G7 countries – the US, UK, Japan, Italy, Germany, France and Canada – agree that Central Bank Digital Currencies (CBDCs) have several benefits to offer. However, they have one preliminary condition for the blockchain-based currency to meet. That is to ‘do no harm’ to central banks and the existing monetary system.

The statement also added that the implementation of CBDCs should not hamper central banks’ ability to maintain monetary and financial stability. However, the said statement is considered very vague by most economic analysts.

Global central banks have stepped up efforts to develop their own digital currencies to modernize financial systems and speed up domestic and international payments.
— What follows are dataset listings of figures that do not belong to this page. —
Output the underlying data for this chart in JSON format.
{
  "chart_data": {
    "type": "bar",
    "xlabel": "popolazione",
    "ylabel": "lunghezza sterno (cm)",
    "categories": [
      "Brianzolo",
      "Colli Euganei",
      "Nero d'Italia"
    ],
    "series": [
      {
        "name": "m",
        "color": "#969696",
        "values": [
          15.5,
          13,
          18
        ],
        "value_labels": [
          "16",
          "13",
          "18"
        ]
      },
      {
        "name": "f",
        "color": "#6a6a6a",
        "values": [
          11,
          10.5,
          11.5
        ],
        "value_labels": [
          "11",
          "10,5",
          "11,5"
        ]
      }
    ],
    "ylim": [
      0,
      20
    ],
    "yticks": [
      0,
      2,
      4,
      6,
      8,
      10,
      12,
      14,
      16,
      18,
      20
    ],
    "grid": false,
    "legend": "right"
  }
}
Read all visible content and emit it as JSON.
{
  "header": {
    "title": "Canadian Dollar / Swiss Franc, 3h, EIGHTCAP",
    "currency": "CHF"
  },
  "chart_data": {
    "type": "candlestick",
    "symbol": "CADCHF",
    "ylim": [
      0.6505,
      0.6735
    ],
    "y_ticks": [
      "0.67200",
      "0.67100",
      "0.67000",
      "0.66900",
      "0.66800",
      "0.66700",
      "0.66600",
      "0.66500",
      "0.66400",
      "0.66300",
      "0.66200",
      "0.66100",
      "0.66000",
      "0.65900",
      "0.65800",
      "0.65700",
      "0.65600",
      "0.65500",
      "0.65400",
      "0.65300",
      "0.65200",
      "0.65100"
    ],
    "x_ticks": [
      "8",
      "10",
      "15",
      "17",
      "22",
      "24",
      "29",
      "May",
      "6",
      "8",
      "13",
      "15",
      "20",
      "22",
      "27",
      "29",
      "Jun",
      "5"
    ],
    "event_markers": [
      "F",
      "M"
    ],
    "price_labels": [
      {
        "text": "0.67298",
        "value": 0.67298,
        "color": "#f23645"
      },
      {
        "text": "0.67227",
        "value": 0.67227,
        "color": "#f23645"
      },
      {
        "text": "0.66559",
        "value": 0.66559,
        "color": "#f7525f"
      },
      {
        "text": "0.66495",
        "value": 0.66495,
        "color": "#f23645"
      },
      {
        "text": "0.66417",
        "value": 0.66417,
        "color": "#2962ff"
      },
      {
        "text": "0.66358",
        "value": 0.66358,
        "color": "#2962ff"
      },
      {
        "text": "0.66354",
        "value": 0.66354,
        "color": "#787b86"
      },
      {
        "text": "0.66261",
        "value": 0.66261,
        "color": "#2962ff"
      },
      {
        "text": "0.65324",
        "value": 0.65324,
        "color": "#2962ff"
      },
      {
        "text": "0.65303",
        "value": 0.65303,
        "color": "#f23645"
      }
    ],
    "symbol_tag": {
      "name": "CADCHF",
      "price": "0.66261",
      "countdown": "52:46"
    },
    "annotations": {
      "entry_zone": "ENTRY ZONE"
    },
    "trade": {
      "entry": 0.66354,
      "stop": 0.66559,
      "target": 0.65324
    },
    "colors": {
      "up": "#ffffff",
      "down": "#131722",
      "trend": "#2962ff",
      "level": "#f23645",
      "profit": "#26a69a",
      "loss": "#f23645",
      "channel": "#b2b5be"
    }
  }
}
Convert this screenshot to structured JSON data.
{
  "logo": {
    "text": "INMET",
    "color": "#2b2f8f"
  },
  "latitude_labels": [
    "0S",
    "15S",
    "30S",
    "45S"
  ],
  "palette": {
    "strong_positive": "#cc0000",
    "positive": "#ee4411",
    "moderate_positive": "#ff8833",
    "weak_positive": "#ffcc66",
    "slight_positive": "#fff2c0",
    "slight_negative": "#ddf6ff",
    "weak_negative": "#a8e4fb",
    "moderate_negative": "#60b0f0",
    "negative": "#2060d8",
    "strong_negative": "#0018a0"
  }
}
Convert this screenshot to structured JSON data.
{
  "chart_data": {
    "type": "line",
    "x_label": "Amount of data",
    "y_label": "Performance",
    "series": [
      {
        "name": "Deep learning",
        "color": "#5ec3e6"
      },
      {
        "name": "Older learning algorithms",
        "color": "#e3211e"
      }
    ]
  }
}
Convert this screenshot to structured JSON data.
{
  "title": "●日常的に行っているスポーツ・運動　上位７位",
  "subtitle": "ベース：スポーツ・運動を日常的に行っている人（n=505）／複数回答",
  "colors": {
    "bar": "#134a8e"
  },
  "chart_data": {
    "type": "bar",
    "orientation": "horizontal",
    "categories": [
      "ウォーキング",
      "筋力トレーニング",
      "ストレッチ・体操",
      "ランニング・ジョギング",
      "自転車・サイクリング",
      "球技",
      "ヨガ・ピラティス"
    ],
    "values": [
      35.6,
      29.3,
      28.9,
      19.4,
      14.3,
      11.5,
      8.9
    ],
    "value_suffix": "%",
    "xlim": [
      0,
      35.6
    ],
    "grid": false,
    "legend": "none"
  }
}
“No G7 authority has yet taken the sovereign decision to issue a CBDC and careful consideration of the potential policy implications will continue.”

G7

The issuance of CBDC would easily complement cash – acting like a liquid, safe and secure settlement asset and a legal tender. Also as an anchor for the payments system. Plus, the basis of its very existence should have its roots in transparency.

G7 feels the need for a set of international standards

While individual countries are working to regulate cryptocurrencies, having an international infrastructure in place is essential without surely violating the decentralizing principle of the said currencies. This is because of the nature of the digital asset, it’s global.

According to G7, all member nations have a shared responsibility to minimise harmful spillovers to the international monetary and financial system.

Echoing a similar statement made by the much larger G20, they reiterated that no global stablecoin project should begin operation until it addresses legal, regulatory and oversight requirements. This is supposed to be following red flags being raised about Facebook’s planned Diem cryptocurrency.

The US is still in a decisive seat about CBDC, and the Federal Reserve remains highly sceptical about digital dollars. Whereas China is already way ahead of the pack with its digital Yuan, its latest crackdown on crypto is likely to be part of its grand plans to further promote and control central bank monetary flows.